A mi Habana la visitan ahora cubanos que anteriormente no hubieran podido o deseado. Por estos días la prensa local de Miami se hace eco de disímiles historias de este tipo. Así conocemos los casos de algunos que acuden por causas económicas y se aprestan a explorar oportunidades de negocios o futuras inversiones para iniciar su presencia en la que esperan sea una Cuba más abierta y cosmopolita. No obstante, las historias que más abundan son de aquellos que acuden a hacer paz con la memoria y revivir escenas de una infancia arrebatada, reconocer su ciudad, vecinos y primeros amigos. Saber qué ha sido de aquella casa donde muchos nacieron y dieron sus primeros pasos.
La mayoría acude a exorcizar viejos demonios de odio y rencor y enterrar el hacha de la guerra
También acuden a descubrir Cuba aquellos cubanos de segunda o tercera generación. Digo así, porque la mayoría al preguntársele de dónde son, se identifican como cubanos nacidos en los Estados Unidos. No ocultan que se reconocen como nacionales de un país del cual no poseen ciudadanía, y al cual ni siquiera muchos conocen. Posiblemente los más afectados por esta lucha de ideologías son precisamente estos hijos y nietos nacidos en el exterior. Constituyen herederos de una guerra de la cual definitivamente no fueron fundadores, y la mayoría tampoco han sido actores, con una identidad diluida entre varias naciones y que crecieron escuchando historias de una tierra lejana.
En lo personal vivir en Miami me ha permitido aplicar uno de las máximas del Derecho, la de escuchar a la otra parte antes de emitir juicio y conocer que la mayoría de estos cubanos no se parecen a Marco Rubio ni se apellidan Diaz-Balart. Es cierto que la mayoría no comparte el sistema político imperante en la Isla, pero justo es reconocer que he aprendido de ellos lecciones de civismo y tolerancia.
A veces no puedo evitar compararlos con los hijos de Israel a los cuales se les ofreció una tierra prometida. Creo que aquellos que lo deseen deberían ser capaces de obtener la ciudadanía de una nacionalidad que ya tienen en el corazón. A fin de cuentas, como muchos de estos cubanos refieren, nacieron en otra tierra por una migración que no es más que un mero accidente de la historia.
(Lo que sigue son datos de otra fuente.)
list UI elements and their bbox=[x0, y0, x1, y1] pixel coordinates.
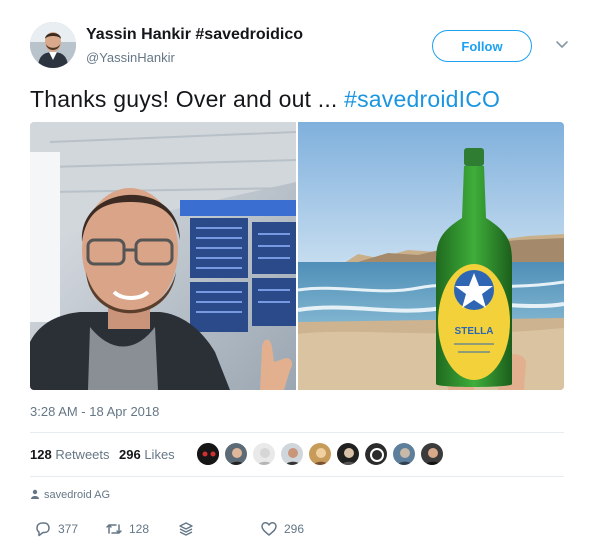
user-handle[interactable]: @YassinHankir bbox=[86, 50, 175, 65]
beer-label-text: STELLA bbox=[455, 326, 494, 337]
heart-icon bbox=[261, 522, 277, 536]
tweet-text: Thanks guys! Over and out ... #savedroid… bbox=[30, 86, 500, 113]
retweets-stat[interactable]: 128 Retweets bbox=[30, 447, 110, 462]
likes-stat[interactable]: 296 Likes bbox=[119, 447, 175, 462]
retweets-label: Retweets bbox=[55, 447, 110, 462]
media-grid: STELLA bbox=[30, 122, 564, 390]
reply-icon bbox=[36, 522, 50, 537]
source-label[interactable]: savedroid AG bbox=[44, 489, 110, 501]
liker-avatar[interactable] bbox=[252, 442, 276, 466]
liker-avatar[interactable] bbox=[280, 442, 304, 466]
like-count: 296 bbox=[284, 522, 305, 536]
avatar[interactable] bbox=[30, 22, 76, 68]
user-name[interactable]: Yassin Hankir #savedroidico bbox=[86, 26, 303, 44]
retweets-count: 128 bbox=[30, 447, 52, 462]
liker-avatar[interactable] bbox=[364, 442, 388, 466]
likes-label: Likes bbox=[144, 447, 175, 462]
like-action[interactable]: 296 bbox=[260, 518, 304, 540]
liker-avatar[interactable] bbox=[336, 442, 360, 466]
likes-count: 296 bbox=[119, 447, 141, 462]
liker-avatar[interactable] bbox=[196, 442, 220, 466]
retweet-icon bbox=[106, 524, 122, 534]
beer-beach-photo[interactable]: STELLA bbox=[298, 122, 564, 390]
selfie-photo[interactable] bbox=[30, 122, 296, 390]
retweet-action[interactable]: 128 bbox=[105, 518, 149, 540]
message-action[interactable] bbox=[177, 518, 195, 540]
tweet-source: savedroid AG bbox=[30, 489, 110, 501]
hashtag-link[interactable]: #savedroidICO bbox=[344, 86, 500, 112]
divider-bottom bbox=[30, 476, 564, 477]
liker-avatar[interactable] bbox=[420, 442, 444, 466]
liker-avatar[interactable] bbox=[224, 442, 248, 466]
reply-action[interactable]: 377 bbox=[34, 518, 78, 540]
retweet-count: 128 bbox=[129, 522, 150, 536]
chevron-down-icon[interactable] bbox=[554, 36, 570, 52]
divider-top bbox=[30, 432, 564, 433]
person-icon bbox=[31, 489, 39, 499]
tweet-header: Yassin Hankir #savedroidico @YassinHanki… bbox=[30, 22, 575, 72]
reply-count: 377 bbox=[58, 522, 79, 536]
liker-avatar[interactable] bbox=[308, 442, 332, 466]
tweet-timestamp[interactable]: 3:28 AM - 18 Apr 2018 bbox=[30, 404, 159, 419]
action-bar: 377 128 296 bbox=[30, 518, 564, 540]
follow-button[interactable]: Follow bbox=[432, 30, 532, 62]
tweet-text-body: Thanks guys! Over and out ... bbox=[30, 86, 345, 112]
liker-avatar[interactable] bbox=[392, 442, 416, 466]
stack-icon bbox=[179, 522, 193, 536]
Hasta cierto punto estos jóvenes guardan semejanza con mis padres y abuelos. A mi familia junto a otras cientos de miles también les fue prometido algo, un hombre nuevo que aún hoy a los ya más de ochenta años de mi abuelo y los cincuenta de mi madre no ha llegado y lo más probable es que no llegará. Los cubanos en Cuba hemos aprendido un poco por terapia de choque a ser más pragmáticos y menos idílicos.
En una y otra orilla se puede decir que imperó la ilusión, algo típico en los cubanos. En un lado se trabajaba en pos de una sociedad perfecta, donde no habría necesidad de policías ni otros órganos de represión del Estado y los segundos del otro lado del Estrecho esperando cada fin de año azar el lechón nuevamente en una Isla sin comunismo. La diferencia es que mis padres supieron con el Período Especial que este hombre nuevo no llegaría y los jóvenes cubanos nacidos en Miami ahora se están dando cuenta que la Cuba tal como se la prometieron, no llegará.